The scientific community seems a bit diverse on this opinion, but a minimum for a rarely active person would be around 15 mg per day. For someone trying to bulk, anything less than 1000 mg would be a waste (1000 being a minimum). For everyone else, you’re probably needing to fall somewhere in between that.
So where do we get them?
Well, food, first of all. Essential amino acids can be found in beef, eggs, turkey, soy, and most other meats. If you’re a vegetarian (or vegan), there are other alternatives. Soy would be the first, and best option. If you’re willing to take dairy products, you can get them there as well. If you’re strictly vegan, you can still get them from wheat products, hemp, or legumes.
If you’re serious about building muscle, or if your activity level is high, taking amino acid supplements is a recommended way to go.
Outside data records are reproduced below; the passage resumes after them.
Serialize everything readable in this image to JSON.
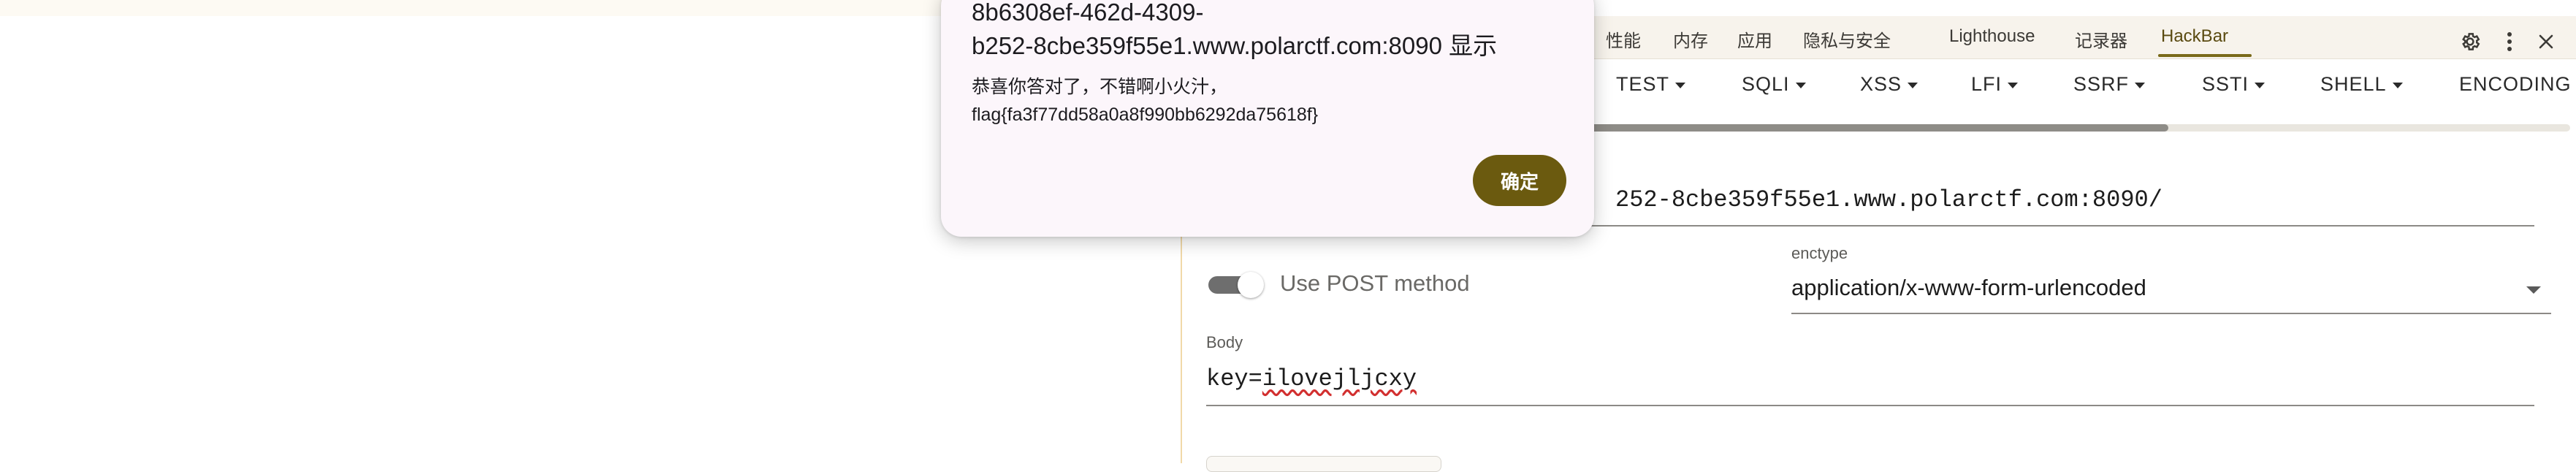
{
  "devtools": {
    "tabs": [
      {
        "label": "性能"
      },
      {
        "label": "内存"
      },
      {
        "label": "应用"
      },
      {
        "label": "隐私与安全"
      },
      {
        "label": "Lighthouse"
      },
      {
        "label": "记录器"
      },
      {
        "label": "HackBar"
      }
    ],
    "active_tab": "HackBar",
    "icons": [
      "gear-icon",
      "more-vert-icon",
      "close-icon"
    ]
  },
  "hackbar": {
    "menus": [
      {
        "label": "TEST"
      },
      {
        "label": "SQLI"
      },
      {
        "label": "XSS"
      },
      {
        "label": "LFI"
      },
      {
        "label": "SSRF"
      },
      {
        "label": "SSTI"
      },
      {
        "label": "SHELL"
      },
      {
        "label": "ENCODING"
      }
    ],
    "url_visible": "252-8cbe359f55e1.www.polarctf.com:8090/",
    "post_toggle_label": "Use POST method",
    "post_enabled": true,
    "enctype_label": "enctype",
    "enctype_value": "application/x-www-form-urlencoded",
    "body_label": "Body",
    "body_prefix": "key=",
    "body_value": "ilovejljcxy"
  },
  "dialog": {
    "title_line1": "8b6308ef-462d-4309-",
    "title_line2": "b252-8cbe359f55e1.www.polarctf.com:8090 显示",
    "message_line1": "恭喜你答对了，不错啊小火汁，",
    "message_line2": "flag{fa3f77dd58a0a8f990bb6292da75618f}",
    "ok_label": "确定"
  },
  "colors": {
    "accent": "#6b5a0f",
    "dialog_bg": "#fcf6fb",
    "tab_underline": "#7a6a1a"
  }
}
You can get the equivalent of a full day’s worth of essential amino acids in just one serving. If you’re heavy into weight lifting, a few servings per day (before, during, or even after training) is ideal. If you’re just hitting the mats every so often, they will still help you with recovery.
Most protein shakes will have some amino acids in them as well. Their content is fairly high, but a protein shake after a workout usually isn’t enough to give your body the amount of amino acids it needs.
So, who can take amino acids? Are they safe?
They are very safe and anyone can take them. They occur naturally within our own bodies, and in the foods that we eat. Almost any healthy food that you eat will have at least some amino acids in it.
The more you take in, the better your body can function under physical stress. So check the labels on your food and supplements to make sure you’re getting enough.